# Buying an r.v. in the US



## 95710 (Jul 12, 2005)

Hi, Brian and Gen here, just to let you know the company we found in the US whilst we were over there seemed to offer absolutely everything you need if you are a complete novice like ourselves.
They offer driving and familiarisation courses included in the price of the r.v., a years membership of a club with great sites and generally were very helpful. The prices of the r.v's were also very good compared to the European ones. They have full on site servicing and support backup as well as a site you can stay on whilst waiting for the r.v.

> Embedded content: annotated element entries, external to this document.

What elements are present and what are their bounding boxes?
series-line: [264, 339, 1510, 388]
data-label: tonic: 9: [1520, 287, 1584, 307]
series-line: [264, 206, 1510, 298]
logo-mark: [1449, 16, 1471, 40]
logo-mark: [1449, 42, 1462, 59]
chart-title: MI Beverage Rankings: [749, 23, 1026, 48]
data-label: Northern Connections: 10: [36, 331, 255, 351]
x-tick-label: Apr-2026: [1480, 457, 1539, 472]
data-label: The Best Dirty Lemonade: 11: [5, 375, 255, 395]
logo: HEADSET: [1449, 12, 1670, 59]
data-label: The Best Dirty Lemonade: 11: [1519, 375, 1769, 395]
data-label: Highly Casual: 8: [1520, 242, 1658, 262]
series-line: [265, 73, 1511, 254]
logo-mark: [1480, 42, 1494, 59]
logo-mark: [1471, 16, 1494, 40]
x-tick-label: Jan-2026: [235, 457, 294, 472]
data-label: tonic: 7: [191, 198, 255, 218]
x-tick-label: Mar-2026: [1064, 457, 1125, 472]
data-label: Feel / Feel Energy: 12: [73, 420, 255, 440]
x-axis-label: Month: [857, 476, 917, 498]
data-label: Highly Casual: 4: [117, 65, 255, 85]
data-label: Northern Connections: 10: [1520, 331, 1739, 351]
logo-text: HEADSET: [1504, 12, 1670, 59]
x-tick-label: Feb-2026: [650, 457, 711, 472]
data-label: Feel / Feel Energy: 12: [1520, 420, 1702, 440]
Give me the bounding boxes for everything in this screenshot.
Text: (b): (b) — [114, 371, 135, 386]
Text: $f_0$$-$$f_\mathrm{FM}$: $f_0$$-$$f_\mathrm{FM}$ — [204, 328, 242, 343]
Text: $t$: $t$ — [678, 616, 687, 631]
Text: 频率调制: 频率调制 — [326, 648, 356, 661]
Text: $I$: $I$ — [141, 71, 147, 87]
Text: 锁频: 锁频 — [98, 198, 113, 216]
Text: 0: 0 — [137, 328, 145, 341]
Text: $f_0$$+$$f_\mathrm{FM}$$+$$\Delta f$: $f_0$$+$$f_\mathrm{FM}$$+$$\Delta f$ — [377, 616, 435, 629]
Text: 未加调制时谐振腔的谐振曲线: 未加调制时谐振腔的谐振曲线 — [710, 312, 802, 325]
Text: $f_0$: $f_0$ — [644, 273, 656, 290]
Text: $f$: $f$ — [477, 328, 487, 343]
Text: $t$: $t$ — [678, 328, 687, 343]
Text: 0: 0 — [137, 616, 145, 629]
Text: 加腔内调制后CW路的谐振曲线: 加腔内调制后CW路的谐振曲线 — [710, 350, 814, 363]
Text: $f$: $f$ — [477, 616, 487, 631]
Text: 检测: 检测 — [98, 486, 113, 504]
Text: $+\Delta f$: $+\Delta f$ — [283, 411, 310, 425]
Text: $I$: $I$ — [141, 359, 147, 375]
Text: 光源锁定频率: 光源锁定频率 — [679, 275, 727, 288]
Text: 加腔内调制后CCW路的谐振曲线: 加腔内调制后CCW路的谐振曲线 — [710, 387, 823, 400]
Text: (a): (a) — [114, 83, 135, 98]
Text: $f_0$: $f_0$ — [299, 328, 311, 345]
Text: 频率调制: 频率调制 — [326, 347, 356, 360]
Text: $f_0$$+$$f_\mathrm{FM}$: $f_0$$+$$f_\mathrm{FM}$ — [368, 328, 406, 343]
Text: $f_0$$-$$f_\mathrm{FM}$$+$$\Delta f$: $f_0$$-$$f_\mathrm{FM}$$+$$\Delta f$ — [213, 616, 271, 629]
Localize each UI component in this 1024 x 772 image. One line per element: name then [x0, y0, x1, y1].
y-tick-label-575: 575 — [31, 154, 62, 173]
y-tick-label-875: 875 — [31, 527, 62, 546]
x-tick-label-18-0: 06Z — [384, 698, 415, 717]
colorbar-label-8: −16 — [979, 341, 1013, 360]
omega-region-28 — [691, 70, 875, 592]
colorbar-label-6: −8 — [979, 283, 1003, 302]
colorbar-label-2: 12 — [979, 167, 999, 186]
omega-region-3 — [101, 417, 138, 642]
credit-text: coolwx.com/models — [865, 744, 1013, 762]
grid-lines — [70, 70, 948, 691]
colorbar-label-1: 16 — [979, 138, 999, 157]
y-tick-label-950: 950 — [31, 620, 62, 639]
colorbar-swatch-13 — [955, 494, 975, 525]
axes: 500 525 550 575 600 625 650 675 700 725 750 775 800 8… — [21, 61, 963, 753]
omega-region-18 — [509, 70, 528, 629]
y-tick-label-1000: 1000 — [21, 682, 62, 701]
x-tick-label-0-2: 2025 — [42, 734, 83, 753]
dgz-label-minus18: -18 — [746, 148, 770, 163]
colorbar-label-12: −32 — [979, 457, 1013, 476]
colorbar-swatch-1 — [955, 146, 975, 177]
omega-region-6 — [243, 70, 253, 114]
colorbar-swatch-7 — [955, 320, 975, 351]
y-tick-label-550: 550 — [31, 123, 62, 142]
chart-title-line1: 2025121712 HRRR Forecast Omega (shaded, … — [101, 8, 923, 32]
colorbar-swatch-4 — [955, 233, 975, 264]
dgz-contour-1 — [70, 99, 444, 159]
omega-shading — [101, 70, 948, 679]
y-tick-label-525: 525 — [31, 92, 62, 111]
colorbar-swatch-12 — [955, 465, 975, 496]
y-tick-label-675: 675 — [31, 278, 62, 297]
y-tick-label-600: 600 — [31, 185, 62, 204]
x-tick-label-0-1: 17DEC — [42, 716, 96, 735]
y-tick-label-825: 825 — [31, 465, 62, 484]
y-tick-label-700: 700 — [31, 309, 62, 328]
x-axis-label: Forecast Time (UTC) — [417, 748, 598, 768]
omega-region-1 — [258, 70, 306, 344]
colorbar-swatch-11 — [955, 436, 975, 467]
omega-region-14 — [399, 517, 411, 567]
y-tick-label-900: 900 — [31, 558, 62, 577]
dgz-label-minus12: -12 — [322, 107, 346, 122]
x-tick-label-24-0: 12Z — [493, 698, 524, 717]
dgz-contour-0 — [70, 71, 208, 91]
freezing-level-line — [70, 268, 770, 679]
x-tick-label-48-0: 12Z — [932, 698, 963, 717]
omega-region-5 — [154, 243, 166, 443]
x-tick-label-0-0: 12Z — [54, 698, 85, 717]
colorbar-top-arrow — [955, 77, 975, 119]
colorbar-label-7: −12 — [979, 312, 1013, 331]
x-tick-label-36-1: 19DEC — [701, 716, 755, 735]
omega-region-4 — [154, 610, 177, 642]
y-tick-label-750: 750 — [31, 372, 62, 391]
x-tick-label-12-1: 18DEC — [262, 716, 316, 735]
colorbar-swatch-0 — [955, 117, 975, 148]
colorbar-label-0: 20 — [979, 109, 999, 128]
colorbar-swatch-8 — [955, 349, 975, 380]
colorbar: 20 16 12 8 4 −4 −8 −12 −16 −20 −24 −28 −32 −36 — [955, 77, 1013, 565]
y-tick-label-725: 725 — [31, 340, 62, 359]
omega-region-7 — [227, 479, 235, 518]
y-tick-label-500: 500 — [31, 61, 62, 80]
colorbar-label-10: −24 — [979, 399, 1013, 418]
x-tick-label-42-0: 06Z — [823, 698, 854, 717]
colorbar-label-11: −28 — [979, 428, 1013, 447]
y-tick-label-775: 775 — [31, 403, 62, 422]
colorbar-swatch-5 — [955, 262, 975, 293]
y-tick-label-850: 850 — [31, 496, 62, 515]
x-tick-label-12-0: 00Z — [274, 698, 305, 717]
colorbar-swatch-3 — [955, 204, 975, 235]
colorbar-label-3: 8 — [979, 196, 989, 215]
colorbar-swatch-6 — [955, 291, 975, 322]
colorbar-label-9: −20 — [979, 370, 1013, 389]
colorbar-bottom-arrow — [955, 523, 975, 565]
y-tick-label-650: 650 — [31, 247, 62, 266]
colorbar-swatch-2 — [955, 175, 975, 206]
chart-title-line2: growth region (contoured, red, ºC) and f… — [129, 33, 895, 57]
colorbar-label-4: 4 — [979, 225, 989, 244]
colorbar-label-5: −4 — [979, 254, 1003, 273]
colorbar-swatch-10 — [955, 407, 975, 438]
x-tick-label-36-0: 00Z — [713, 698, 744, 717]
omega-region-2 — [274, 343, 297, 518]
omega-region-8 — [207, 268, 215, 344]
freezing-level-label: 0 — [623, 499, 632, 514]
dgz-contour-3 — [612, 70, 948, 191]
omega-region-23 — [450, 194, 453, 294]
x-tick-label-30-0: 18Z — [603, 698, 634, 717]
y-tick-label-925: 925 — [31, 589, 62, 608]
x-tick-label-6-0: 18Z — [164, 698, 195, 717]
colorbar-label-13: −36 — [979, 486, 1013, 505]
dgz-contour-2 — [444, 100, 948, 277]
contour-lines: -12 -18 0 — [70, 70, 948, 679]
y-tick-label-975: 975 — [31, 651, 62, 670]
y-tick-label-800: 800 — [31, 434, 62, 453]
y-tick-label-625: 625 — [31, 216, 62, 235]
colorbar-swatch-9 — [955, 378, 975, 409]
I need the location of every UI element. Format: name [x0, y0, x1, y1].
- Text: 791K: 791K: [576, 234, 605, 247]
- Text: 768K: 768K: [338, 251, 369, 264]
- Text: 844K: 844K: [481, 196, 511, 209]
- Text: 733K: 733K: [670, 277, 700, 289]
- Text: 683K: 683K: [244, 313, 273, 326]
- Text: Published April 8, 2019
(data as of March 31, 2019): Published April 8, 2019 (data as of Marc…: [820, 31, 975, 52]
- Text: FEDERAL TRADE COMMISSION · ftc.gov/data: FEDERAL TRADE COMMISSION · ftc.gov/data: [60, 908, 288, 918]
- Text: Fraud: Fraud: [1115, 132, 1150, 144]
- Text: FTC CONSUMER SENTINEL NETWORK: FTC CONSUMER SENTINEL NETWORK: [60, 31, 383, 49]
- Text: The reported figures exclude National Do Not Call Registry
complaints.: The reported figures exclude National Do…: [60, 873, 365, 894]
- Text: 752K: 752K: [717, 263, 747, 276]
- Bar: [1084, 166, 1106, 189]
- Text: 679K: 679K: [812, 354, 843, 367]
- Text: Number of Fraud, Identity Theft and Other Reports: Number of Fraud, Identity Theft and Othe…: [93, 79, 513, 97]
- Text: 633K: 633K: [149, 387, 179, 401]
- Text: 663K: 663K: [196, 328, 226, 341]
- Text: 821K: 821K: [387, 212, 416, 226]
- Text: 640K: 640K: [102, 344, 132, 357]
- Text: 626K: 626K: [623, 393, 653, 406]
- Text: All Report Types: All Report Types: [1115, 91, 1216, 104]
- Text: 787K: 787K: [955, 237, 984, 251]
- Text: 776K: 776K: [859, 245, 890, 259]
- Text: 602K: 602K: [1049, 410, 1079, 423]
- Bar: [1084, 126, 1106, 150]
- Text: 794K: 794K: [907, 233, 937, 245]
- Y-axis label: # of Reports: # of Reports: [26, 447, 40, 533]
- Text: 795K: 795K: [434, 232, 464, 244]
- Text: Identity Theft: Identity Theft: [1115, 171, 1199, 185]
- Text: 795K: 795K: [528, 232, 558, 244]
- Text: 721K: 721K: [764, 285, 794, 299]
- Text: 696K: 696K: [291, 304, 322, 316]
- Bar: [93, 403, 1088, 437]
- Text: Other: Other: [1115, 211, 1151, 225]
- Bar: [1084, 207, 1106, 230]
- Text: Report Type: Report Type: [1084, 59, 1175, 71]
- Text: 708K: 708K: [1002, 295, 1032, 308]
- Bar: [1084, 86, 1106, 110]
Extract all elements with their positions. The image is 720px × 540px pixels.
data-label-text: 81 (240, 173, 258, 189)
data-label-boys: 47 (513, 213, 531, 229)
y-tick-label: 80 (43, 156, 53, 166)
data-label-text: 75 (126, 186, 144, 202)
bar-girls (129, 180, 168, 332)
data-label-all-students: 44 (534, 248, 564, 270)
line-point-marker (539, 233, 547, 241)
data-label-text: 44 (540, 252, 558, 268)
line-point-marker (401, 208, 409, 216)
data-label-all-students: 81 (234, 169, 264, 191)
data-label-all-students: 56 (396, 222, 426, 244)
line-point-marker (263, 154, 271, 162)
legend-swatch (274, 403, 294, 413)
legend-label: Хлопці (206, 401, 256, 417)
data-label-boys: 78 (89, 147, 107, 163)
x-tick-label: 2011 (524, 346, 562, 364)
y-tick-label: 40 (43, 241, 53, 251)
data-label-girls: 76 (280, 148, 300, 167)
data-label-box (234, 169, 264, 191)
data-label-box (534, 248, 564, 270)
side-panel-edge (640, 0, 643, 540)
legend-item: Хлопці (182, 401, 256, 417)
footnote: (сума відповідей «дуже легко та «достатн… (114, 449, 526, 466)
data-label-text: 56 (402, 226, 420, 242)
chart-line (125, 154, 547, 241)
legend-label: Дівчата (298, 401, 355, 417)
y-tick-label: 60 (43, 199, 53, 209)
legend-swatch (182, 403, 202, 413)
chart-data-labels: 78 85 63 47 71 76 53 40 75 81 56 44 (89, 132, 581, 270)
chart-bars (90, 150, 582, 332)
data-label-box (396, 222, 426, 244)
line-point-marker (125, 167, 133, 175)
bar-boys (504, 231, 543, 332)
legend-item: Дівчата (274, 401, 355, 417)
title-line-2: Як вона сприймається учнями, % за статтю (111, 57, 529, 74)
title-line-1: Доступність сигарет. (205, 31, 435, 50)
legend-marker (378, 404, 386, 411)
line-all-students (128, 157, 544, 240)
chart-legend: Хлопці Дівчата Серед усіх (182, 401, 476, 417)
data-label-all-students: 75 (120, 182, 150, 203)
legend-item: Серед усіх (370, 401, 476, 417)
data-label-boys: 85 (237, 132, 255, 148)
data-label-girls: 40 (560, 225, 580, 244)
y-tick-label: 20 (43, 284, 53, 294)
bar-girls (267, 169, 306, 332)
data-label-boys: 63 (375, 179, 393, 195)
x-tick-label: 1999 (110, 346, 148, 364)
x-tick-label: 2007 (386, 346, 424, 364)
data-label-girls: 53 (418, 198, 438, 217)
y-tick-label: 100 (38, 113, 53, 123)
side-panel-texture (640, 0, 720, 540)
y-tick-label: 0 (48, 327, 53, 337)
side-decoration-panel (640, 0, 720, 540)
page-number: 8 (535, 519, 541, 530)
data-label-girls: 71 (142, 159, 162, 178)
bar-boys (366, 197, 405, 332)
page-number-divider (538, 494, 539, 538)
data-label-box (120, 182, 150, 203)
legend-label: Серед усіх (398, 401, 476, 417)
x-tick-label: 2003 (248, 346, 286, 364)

If anyone is considering buying in the US and would like details then please email.
Gen and Brian 8)


----------



## 96097 (Aug 22, 2005)

Go on Brian and Gen,

Spill the beans and tell us what you are getting, and where you are buying from....
And don't forget to tell us your experiences once you have it!!

Sharon


----------



## 88927 (May 10, 2005)

Hi Gen

Tell us more...... Do not keep us in suspense......

Keith

Ps welcome to the site btw. :lol: :lol:


----------



## 95710 (Jul 12, 2005)

*buying in the usa*

Hi we were at the Lazydays operation in Tampa Florida,and many many others, very good, we are going for one of the following.1Ford Concord,2.Fleetwood Terra,3.Winnebago Sightseer 4.Winnebago Cambria, we intend to do the usa, canada and mexico then Australia or Europe.
They do resales also, if anyone wishes a contact name and telephone number of the agent just priv us 
Regards nice of you to reply
Gen and Brian


----------



## LC1962 (Oct 6, 2005)

Know them well....a HUGE operation, very well set up.
Have fun, but watch out for those golf carts...they don't half shift! :lol:


----------